W1: Related work discussion.
A1: We thank the reviewer for the valuable suggestion, and we have updated this in the revised submission. We agree that exploring the integration of SEGA-like approaches in discrete settings could be an interesting direction for future work.
W2 & Q2: Operator definition.
A2: We thank the reviewer for pointing this out, and we have addressed this issue in the revised submission.
W3 & Q4: Comparison with ControlNet.
A3: We thank the reviewer for this valuable suggestion and have added comparisons with ControlNet in Table 7 and Figure 11 in the revised submission. In the original manuscript, we did not include ControlNet for the following reasons:
- Base model differences: ControlNet is built on a continuous diffusion base model (e.g., Stable Diffusion), while our method focuses on discrete diffusion models (e.g., Paella). These fundamental differences make direct comparisons less straightforward.

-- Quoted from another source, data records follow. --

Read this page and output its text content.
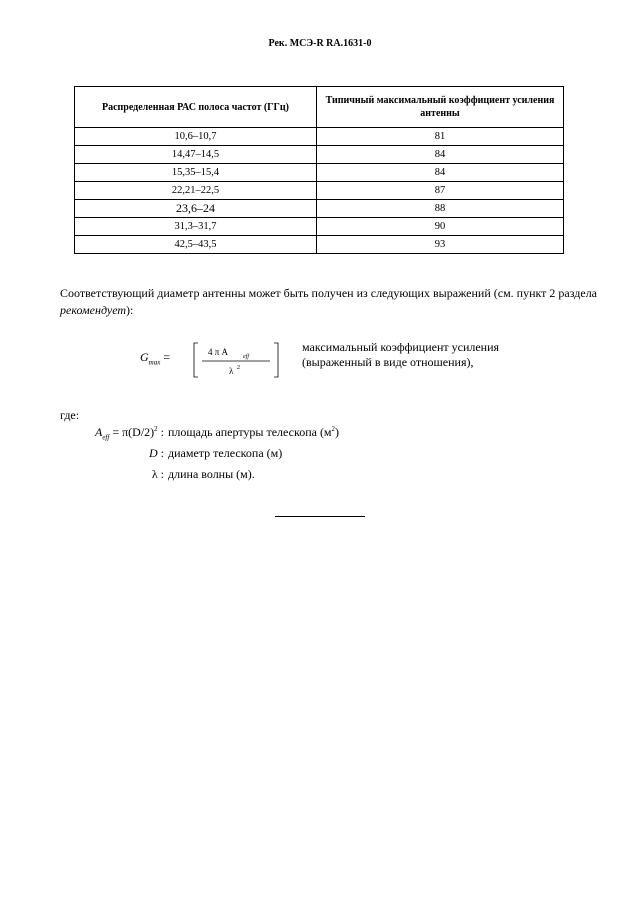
Рек. МСЭ-R RA.1631-0
Распределенная РАС полоса частот (ГГц)	Типичный максимальный коэффициент усиления антенны
10,6–10,7	81
14,47–14,5	84
15,35–15,4	84
22,21–22,5	87
23,6–24	88
31,3–31,7	90
42,5–43,5	93
Соответствующий диаметр антенны может быть получен из следующих выражений (см. пункт 2 раздела рекомендует):
$G_{max}$ =	4 π A eff
λ 2
максимальный коэффициент усиления
(выраженный в виде отношения),
где:
$A_{eff} = \pi(D/2)^2$ : площадь апертуры телескопа $(м^2)$
D : диаметр телескопа (м)
λ : длина волны (м).
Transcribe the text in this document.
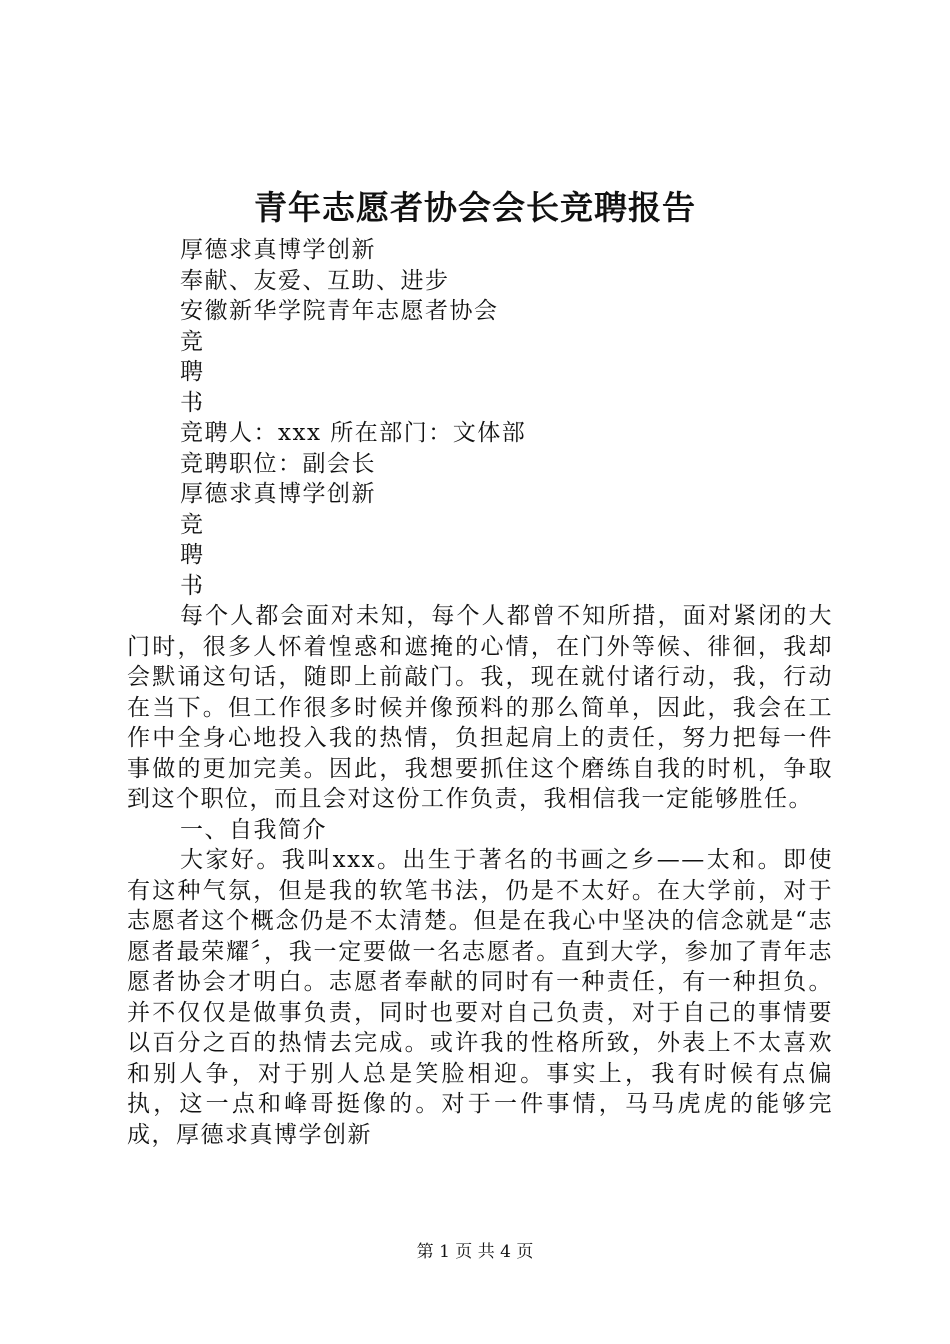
青年志愿者协会会长竞聘报告
厚德求真博学创新
奉献、友爱、互助、进步
安徽新华学院青年志愿者协会
竞
聘
书
竞聘人：xxx 所在部门：文体部
竞聘职位：副会长
厚德求真博学创新
竞
聘
书

每个人都会面对未知，每个人都曾不知所措，面对紧闭的大门时，很多人怀着惶惑和遮掩的心情，在门外等候、徘徊，我却会默诵这句话，随即上前敲门。我，现在就付诸行动，我，行动在当下。但工作很多时候并像预料的那么简单，因此，我会在工作中全身心地投入我的热情，负担起肩上的责任，努力把每一件事做的更加完美。因此，我想要抓住这个磨练自我的时机，争取到这个职位，而且会对这份工作负责，我相信我一定能够胜任。

一、自我简介

大家好。我叫xxx。出生于著名的书画之乡——太和。即使有这种气氛，但是我的软笔书法，仍是不太好。在大学前，对于志愿者这个概念仍是不太清楚。但是在我心中坚决的信念就是“志愿者最荣耀〞，我一定要做一名志愿者。直到大学，参加了青年志愿者协会才明白。志愿者奉献的同时有一种责任，有一种担负。并不仅仅是做事负责，同时也要对自己负责，对于自己的事情要以百分之百的热情去完成。或许我的性格所致，外表上不太喜欢和别人争，对于别人总是笑脸相迎。事实上，我有时候有点偏执，这一点和峰哥挺像的。对于一件事情，马马虎虎的能够完成，厚德求真博学创新

第 1 页 共 4 页
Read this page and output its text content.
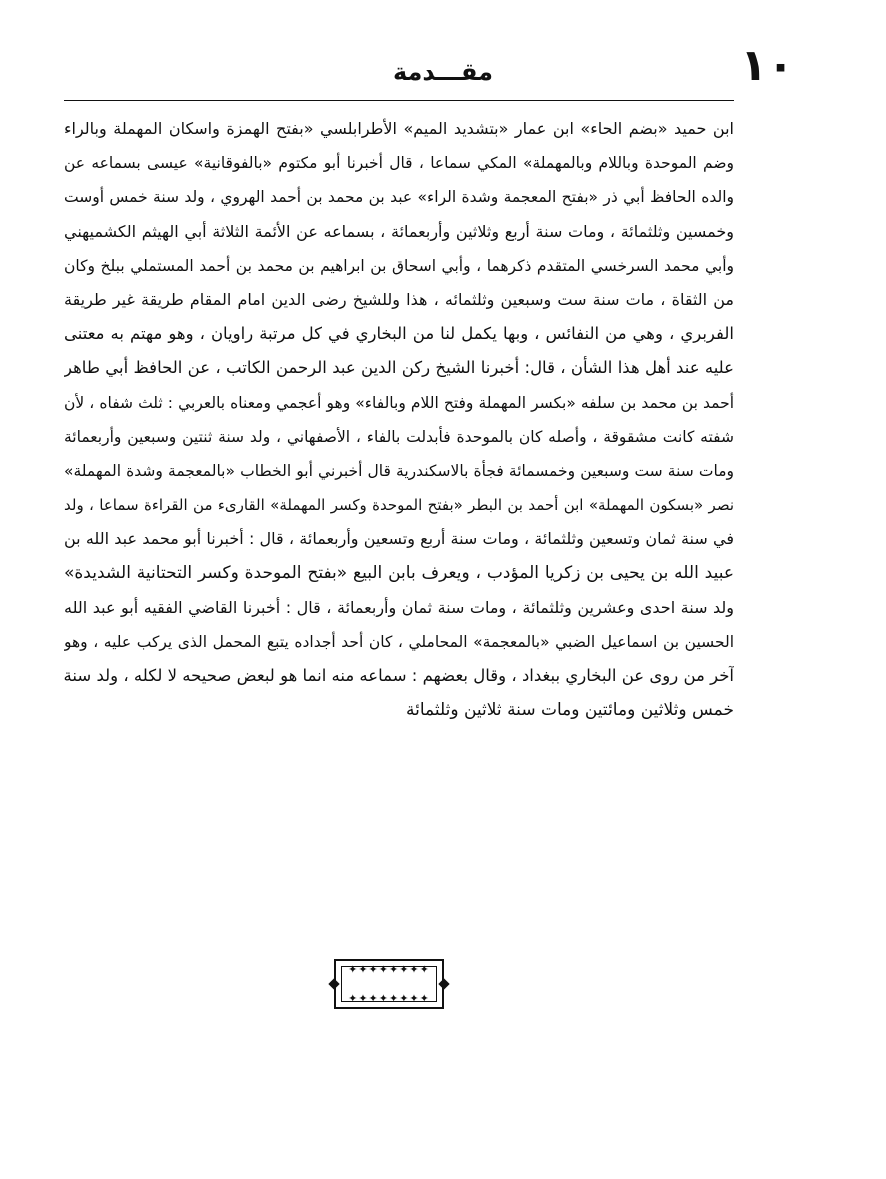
١٠
مقـــدمة
ابن حميد «بضم الحاء» ابن عمار «بتشديد الميم» الأطرابلسي «بفتح الهمزة واسكان المهملة وبالراء
وضم الموحدة وباللام وبالمهملة» المكي سماعا ، قال أخبرنا أبو مكتوم «بالفوقانية» عيسى بسماعه عن
والده الحافظ أبي ذر «بفتح المعجمة وشدة الراء» عبد بن محمد بن أحمد الهروي ، ولد سنة خمس أوست
وخمسين وثلثمائة ، ومات سنة أربع وثلاثين وأربعمائة ، بسماعه عن الأئمة الثلاثة أبي الهيثم الكشميهني
وأبي محمد السرخسي المتقدم ذكرهما ، وأبي اسحاق بن ابراهيم بن محمد بن أحمد المستملي ببلخ وكان
من الثقاة ، مات سنة ست وسبعين وثلثمائه ، هذا وللشيخ رضى الدين امام المقام طريقة غير طريقة
الفربري ، وهي من النفائس ، وبها يكمل لنا من البخاري في كل مرتبة راويان ، وهو مهتم به معتنى
عليه عند أهل هذا الشأن ، قال: أخبرنا الشيخ ركن الدين عبد الرحمن الكاتب ، عن الحافظ أبي طاهر
أحمد بن محمد بن سلفه «بكسر المهملة وفتح اللام وبالفاء» وهو أعجمي ومعناه بالعربي : ثلث شفاه ، لأن
شفته كانت مشقوقة ، وأصله كان بالموحدة فأبدلت بالفاء ، الأصفهاني ، ولد سنة ثنتين وسبعين وأربعمائة
ومات سنة ست وسبعين وخمسمائة فجأة بالاسكندرية قال أخبرني أبو الخطاب «بالمعجمة وشدة المهملة»
نصر «بسكون المهملة» ابن أحمد بن البطر «بفتح الموحدة وكسر المهملة» القارىء من القراءة سماعا ، ولد
في سنة ثمان وتسعين وثلثمائة ، ومات سنة أربع وتسعين وأربعمائة ، قال : أخبرنا أبو محمد عبد الله بن
عبيد الله بن يحيى بن زكريا المؤدب ، ويعرف بابن البيع «بفتح الموحدة وكسر التحتانية الشديدة»
ولد سنة احدى وعشرين وثلثمائة ، ومات سنة ثمان وأربعمائة ، قال : أخبرنا القاضي الفقيه أبو عبد الله
الحسين بن اسماعيل الضبي «بالمعجمة» المحاملي ، كان أحد أجداده يتبع المحمل الذى يركب عليه ، وهو
آخر من روى عن البخاري ببغداد ، وقال بعضهم : سماعه منه انما هو لبعض صحيحه لا لكله ، ولد سنة
خمس وثلاثين ومائتين ومات سنة ثلاثين وثلثمائة
✦✦✦✦✦✦✦✦
✦✦✦✦✦✦✦✦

- Limitations of ControlNet:
While ControlNet offers significant flexibility and controllability for introducing additional conditioning inputs (e.g., skeletons, edges, or depth), it has certain limitations. For instance:- Users often need to manually specify the subject or object to edit, and the success depends on the availability of corresponding detection models (e.g., there might not be a detection model for "dog skeletons").
- It requires dataset collection and pretraining if no pre-trained ControlNet exists for a specific use case.
- It cannot guarantee perfect reconstruction. For example, while it may accurately control the pose of a dog, the generated dog might not resemble the original or specific target (e.g., a cat transformed into a similar-looking dog).
- Scope and intent of our paper:
Our primary objective is to introduce a complementary perspective for discrete diffusion models, expanding the existing toolbox. Importantly, our method and ControlNet are not mutually exclusive but rather complementary. If a ControlNet were developed for discrete models like Paella or VQ-Diffusion, our approach could be seamlessly integrated and used alongside it.
We believe that these clarifications, along with the newly added comparisons, provide a more comprehensive understanding of our method in relation to ControlNet.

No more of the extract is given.